I have ,
In $X$ $\lim_{n\to \infty} f_n=f_0 $ and similarly $g_n$ converges to $g_0$, $d$ is a metric defined in $X$ . I have to show that $\lim_{n\to \infty} d(f_n, g_n)=(f_0, g_0)$ This is what i have done , Please let me know if i am right or wrong and where exactly etc..

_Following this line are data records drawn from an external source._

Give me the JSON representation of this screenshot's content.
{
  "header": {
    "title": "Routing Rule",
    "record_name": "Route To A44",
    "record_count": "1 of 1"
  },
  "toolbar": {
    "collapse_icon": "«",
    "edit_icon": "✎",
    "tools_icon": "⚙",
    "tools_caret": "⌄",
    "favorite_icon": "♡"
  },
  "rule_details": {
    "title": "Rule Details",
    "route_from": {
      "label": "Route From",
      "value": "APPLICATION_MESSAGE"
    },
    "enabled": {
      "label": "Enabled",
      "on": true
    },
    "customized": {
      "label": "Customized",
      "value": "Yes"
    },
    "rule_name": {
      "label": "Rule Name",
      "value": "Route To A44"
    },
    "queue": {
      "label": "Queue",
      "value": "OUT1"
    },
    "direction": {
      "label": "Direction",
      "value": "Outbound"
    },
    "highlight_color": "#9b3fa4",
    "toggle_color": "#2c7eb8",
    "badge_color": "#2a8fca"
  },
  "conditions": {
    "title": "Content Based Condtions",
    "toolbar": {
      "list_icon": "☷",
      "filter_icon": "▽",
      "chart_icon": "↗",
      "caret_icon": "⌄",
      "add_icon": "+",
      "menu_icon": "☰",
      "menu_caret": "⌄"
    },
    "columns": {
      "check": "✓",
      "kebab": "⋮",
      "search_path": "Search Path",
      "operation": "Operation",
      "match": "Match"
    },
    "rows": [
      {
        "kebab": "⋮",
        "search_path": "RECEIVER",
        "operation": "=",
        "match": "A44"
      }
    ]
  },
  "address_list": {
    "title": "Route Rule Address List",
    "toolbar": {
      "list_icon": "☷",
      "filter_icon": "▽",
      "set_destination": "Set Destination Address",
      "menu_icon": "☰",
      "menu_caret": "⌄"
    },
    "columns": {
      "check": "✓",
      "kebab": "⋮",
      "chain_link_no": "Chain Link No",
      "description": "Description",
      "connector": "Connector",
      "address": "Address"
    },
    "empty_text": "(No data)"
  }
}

Since $f_n$ converges $\exists$ $n\ge m$ such that $|f_n-f_0| \le\epsilon $ Similarly for $g_n$ $\exists$ $l\ge m$ such that $|g_l-g_0|\le \epsilon$ So now , $|f_n-g_l|\le|f_n-f_{n+1}|+|f_{n+1}-g_{k+1}|+|g_k-g_l|$ where , $m\ge n$ and $k\ge l$ Choose $|f_n-f_{n+1}|$ and $|g_k-g_{k+1}|$ to be $\frac {\epsilon}{2^{n+1}}$. Now repeatedly applying the triangle inequality we get $|f_n-g_l|-|f_0-g_0|\le\epsilon $ as $n\to\infty$
Another one : If $f_n$ and $g_n$ are cauchy sequence in metric space $(X,d)$ then $d(f_n,g_n)$ is also a cauchy sequence in $\mathbb R$with $d=|x-y|$, Can i argue here by saying that $d$ is a continuous map ??